As the artist and philosopher Raoul Martinez once expressed it in relation to oil sponsorship, “if our cultural institutions took a principled stand on this urgent issue, it would, in and of itself, be a beautiful creative act, certainly as valuable as any painting or performance they might showcase”.
Trust can be rapidly eroded
In the past, undertaking due diligence checks – the process of getting to ‘know your donor’ and their background before taking their money – was largely seen as a way of mitigating any potential risks to your reputation. Now, many also view that due diligence process as a way of ensuring you accept funding from organisations whose ethical values are consistent with your own, a principle embedded in the Museums Association’s ‘Code of Ethics’ some six years ago.
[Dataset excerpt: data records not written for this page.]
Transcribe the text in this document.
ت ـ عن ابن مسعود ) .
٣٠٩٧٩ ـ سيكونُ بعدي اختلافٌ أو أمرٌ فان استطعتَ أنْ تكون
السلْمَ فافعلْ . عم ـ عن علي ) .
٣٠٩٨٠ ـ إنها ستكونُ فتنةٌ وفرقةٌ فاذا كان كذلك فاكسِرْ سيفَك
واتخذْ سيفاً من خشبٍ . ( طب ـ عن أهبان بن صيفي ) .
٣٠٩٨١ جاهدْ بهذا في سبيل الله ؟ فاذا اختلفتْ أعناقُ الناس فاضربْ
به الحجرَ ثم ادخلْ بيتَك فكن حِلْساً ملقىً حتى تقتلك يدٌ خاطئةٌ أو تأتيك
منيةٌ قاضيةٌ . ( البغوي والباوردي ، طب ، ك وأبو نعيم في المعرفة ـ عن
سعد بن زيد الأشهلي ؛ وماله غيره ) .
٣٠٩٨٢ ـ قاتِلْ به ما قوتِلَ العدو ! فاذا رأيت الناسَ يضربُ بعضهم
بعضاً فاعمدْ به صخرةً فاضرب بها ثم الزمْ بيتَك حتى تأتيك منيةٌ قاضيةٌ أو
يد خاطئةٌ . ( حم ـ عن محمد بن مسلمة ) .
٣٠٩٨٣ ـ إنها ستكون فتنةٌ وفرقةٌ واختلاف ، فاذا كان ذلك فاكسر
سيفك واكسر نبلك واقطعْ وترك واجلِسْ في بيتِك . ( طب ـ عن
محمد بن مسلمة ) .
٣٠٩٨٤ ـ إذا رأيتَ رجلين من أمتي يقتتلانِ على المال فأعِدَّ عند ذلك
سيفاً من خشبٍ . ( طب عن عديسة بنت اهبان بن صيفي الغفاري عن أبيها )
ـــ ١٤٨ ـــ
Museums, and curators in particular, continue to hold a high level of trust in society but that trust can be rapidly eroded when an organisation forges ahead with an ethically mismatched partnership.
The Science Museum’s decision to sign a new sponsorship deal with the coal-producing conglomerate Adani – on top of its existing partnerships with three major oil companies – is a clear example of this. And the decision to sign a non-disparagement clause with these companies has caused many to question whether the museum’s leadership can now be trusted to act in good faith, particularly when they have invited these companies to sponsor exhibitions covering territory in which they have a dubious and disputed record: climate solutions.
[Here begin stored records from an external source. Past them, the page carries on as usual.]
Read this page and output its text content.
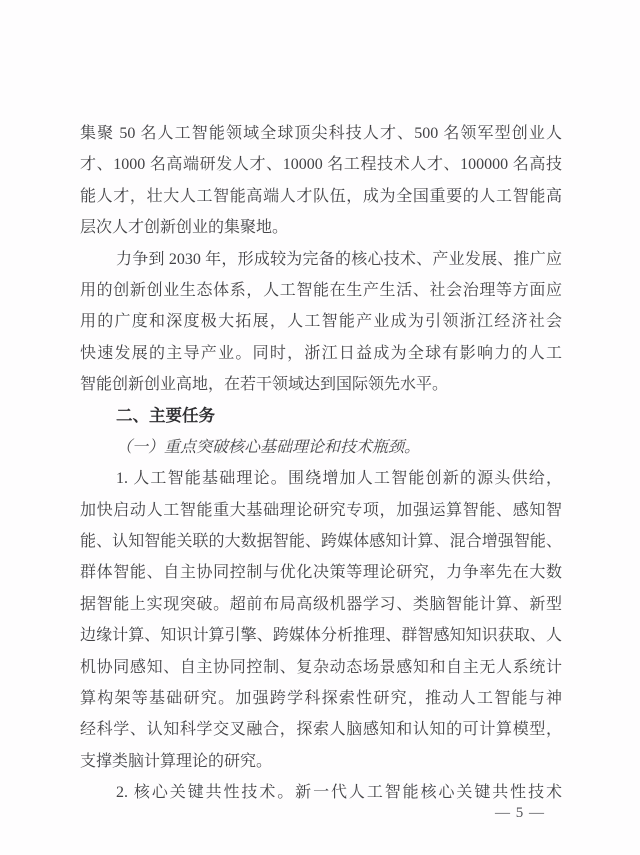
集聚 50 名人工智能领域全球顶尖科技人才、500 名领军型创业人
才、1000 名高端研发人才、10000 名工程技术人才、100000 名高技
能人才，壮大人工智能高端人才队伍，成为全国重要的人工智能高
层次人才创新创业的集聚地。
力争到 2030 年，形成较为完备的核心技术、产业发展、推广应
用的创新创业生态体系，人工智能在生产生活、社会治理等方面应
用的广度和深度极大拓展，人工智能产业成为引领浙江经济社会
快速发展的主导产业。同时，浙江日益成为全球有影响力的人工
智能创新创业高地，在若干领域达到国际领先水平。
二、主要任务
（一）重点突破核心基础理论和技术瓶颈。
1. 人工智能基础理论。围绕增加人工智能创新的源头供给，
加快启动人工智能重大基础理论研究专项，加强运算智能、感知智
能、认知智能关联的大数据智能、跨媒体感知计算、混合增强智能、
群体智能、自主协同控制与优化决策等理论研究，力争率先在大数
据智能上实现突破。超前布局高级机器学习、类脑智能计算、新型
边缘计算、知识计算引擎、跨媒体分析推理、群智感知知识获取、人
机协同感知、自主协同控制、复杂动态场景感知和自主无人系统计
算构架等基础研究。加强跨学科探索性研究，推动人工智能与神
经科学、认知科学交叉融合，探索人脑感知和认知的可计算模型，
支撑类脑计算理论的研究。
2. 核心关键共性技术。新一代人工智能核心关键共性技术
— 5 —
Accountability to stakeholders
As Hannah Fry pointed out when she resigned from the museum’s board of trustees last October, “by allowing such public ties with these companies, I worry that the Science Museum gives the false impression that scientists believe the current efforts of fossil fuel companies are sufficient to avoid disaster”.
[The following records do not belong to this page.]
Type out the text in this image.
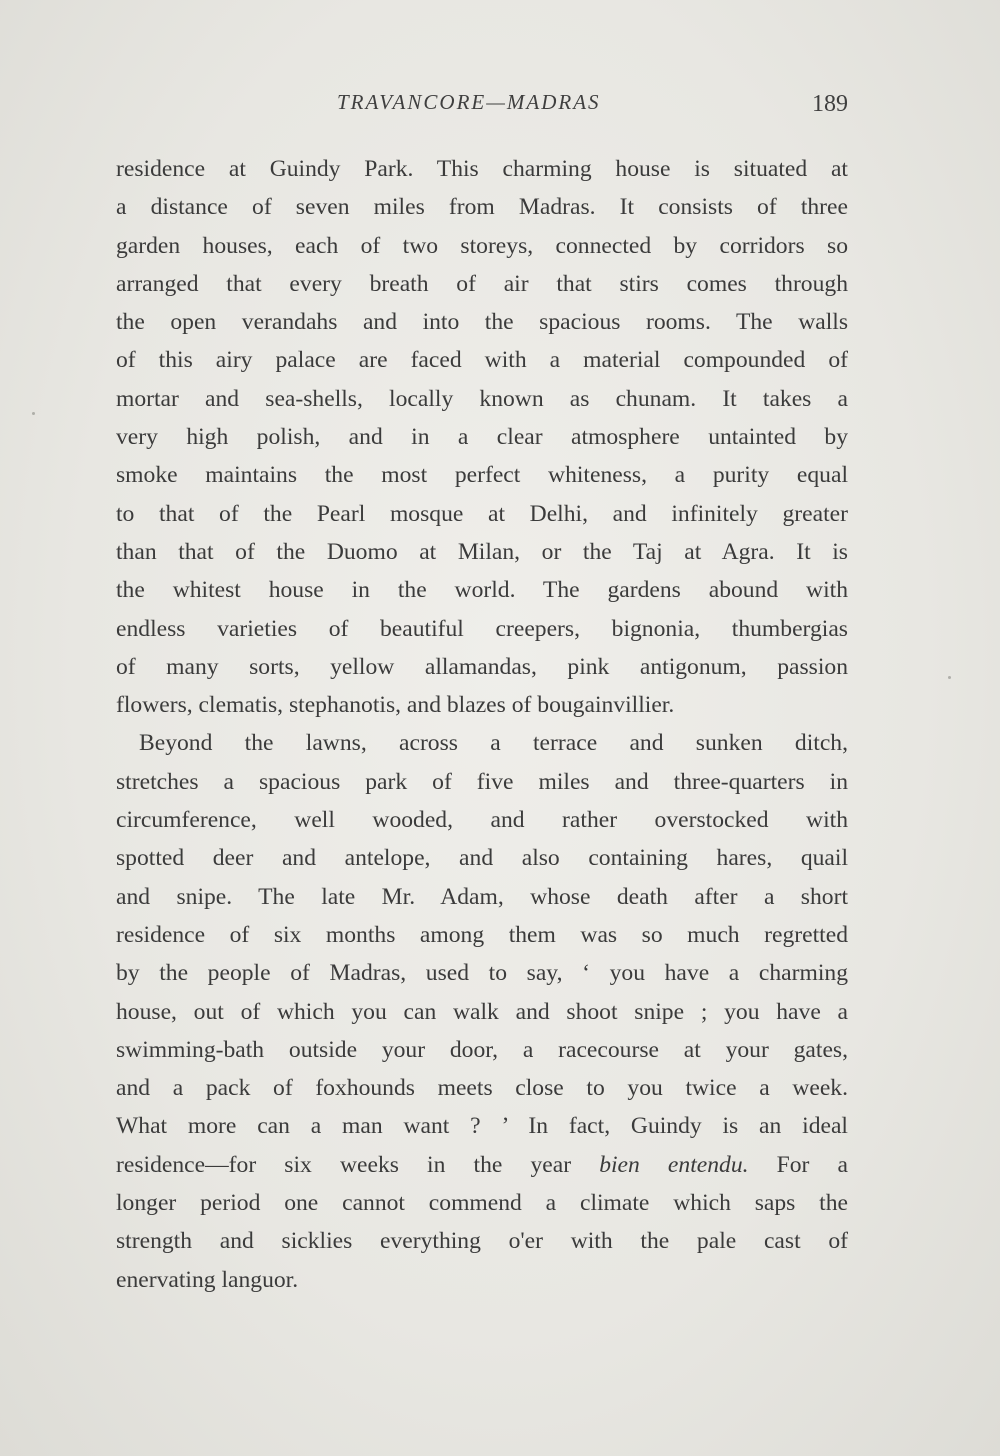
TRAVANCORE—MADRAS	189
residence at Guindy Park. This charming house is situated at
a distance of seven miles from Madras. It consists of three
garden houses, each of two storeys, connected by corridors so
arranged that every breath of air that stirs comes through
the open verandahs and into the spacious rooms. The walls
of this airy palace are faced with a material compounded of
mortar and sea-shells, locally known as chunam. It takes a
very high polish, and in a clear atmosphere untainted by
smoke maintains the most perfect whiteness, a purity equal
to that of the Pearl mosque at Delhi, and infinitely greater
than that of the Duomo at Milan, or the Taj at Agra. It is
the whitest house in the world. The gardens abound with
endless varieties of beautiful creepers, bignonia, thumbergias
of many sorts, yellow allamandas, pink antigonum, passion
flowers, clematis, stephanotis, and blazes of bougainvillier.
Beyond the lawns, across a terrace and sunken ditch,
stretches a spacious park of five miles and three-quarters in
circumference, well wooded, and rather overstocked with
spotted deer and antelope, and also containing hares, quail
and snipe. The late Mr. Adam, whose death after a short
residence of six months among them was so much regretted
by the people of Madras, used to say, ‘ you have a charming
house, out of which you can walk and shoot snipe ; you have a
swimming-bath outside your door, a racecourse at your gates,
and a pack of foxhounds meets close to you twice a week.
What more can a man want ? ’ In fact, Guindy is an ideal
residence—for six weeks in the year bien entendu. For a
longer period one cannot commend a climate which saps the
strength and sicklies everything o'er with the pale cast of
enervating languor.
But what this controversy has also underscored is the importance of being accountable to key stakeholder groups. Over the preceding months, the museum’s leadership had refused to meaningfully engage with the many scientists and young people raising concerns.
It was therefore a new low when, on national radio, the Director of the Science Museum also dismissed the concerns of an Indigenous elder who had been targeted by Adani for opposing a new coal mine being constructed on his people’s lands. Representatives of several Indigenous communities wrote to the museum in response, making clear that “to defend Adani’s controversial business operations in this way is completely unacceptable for any publicly funded institution”.
In her article in The Times, Hannah Fry also observed that, “good science is about scrutiny, openness and intellectual humility, not holding firm in the face of opposing views”. I would argue that those same principles should also underlie our approach to art and culture – including the ways in which we seek to fund it.
Need to move beyond lazy thinking
But even now, some will still mischaracterise the debate around ethical funding as being about negatively rejecting any funder that isn’t squeaky clean. They often claim that because no source of funding is ethically pure, we may as well just ‘take the money and run’.
As well as being at odds with what many sector-wide policies advise, this kind of lazy thinking is a refusal to engage in those more nuanced discussions around ethics that allow us to progress. In fact, it’s often by defining our ‘red lines’ – both as individual organisations and as a sector – that we more clearly articulate who we will work with and what we are for.
Cultural organisations play a crucial role in shaping the discursive space around issues such as climate change, race and social justice, not just through their public-facing programmes but in how they go about their business too.
On some level, when we decide who we are prepared to take funding from, we are also deciding how involved we want to be in making a world that is habitable, just, interconnected and open for the next generation.
Chris Garrard is Co-Director of Culture Unstained.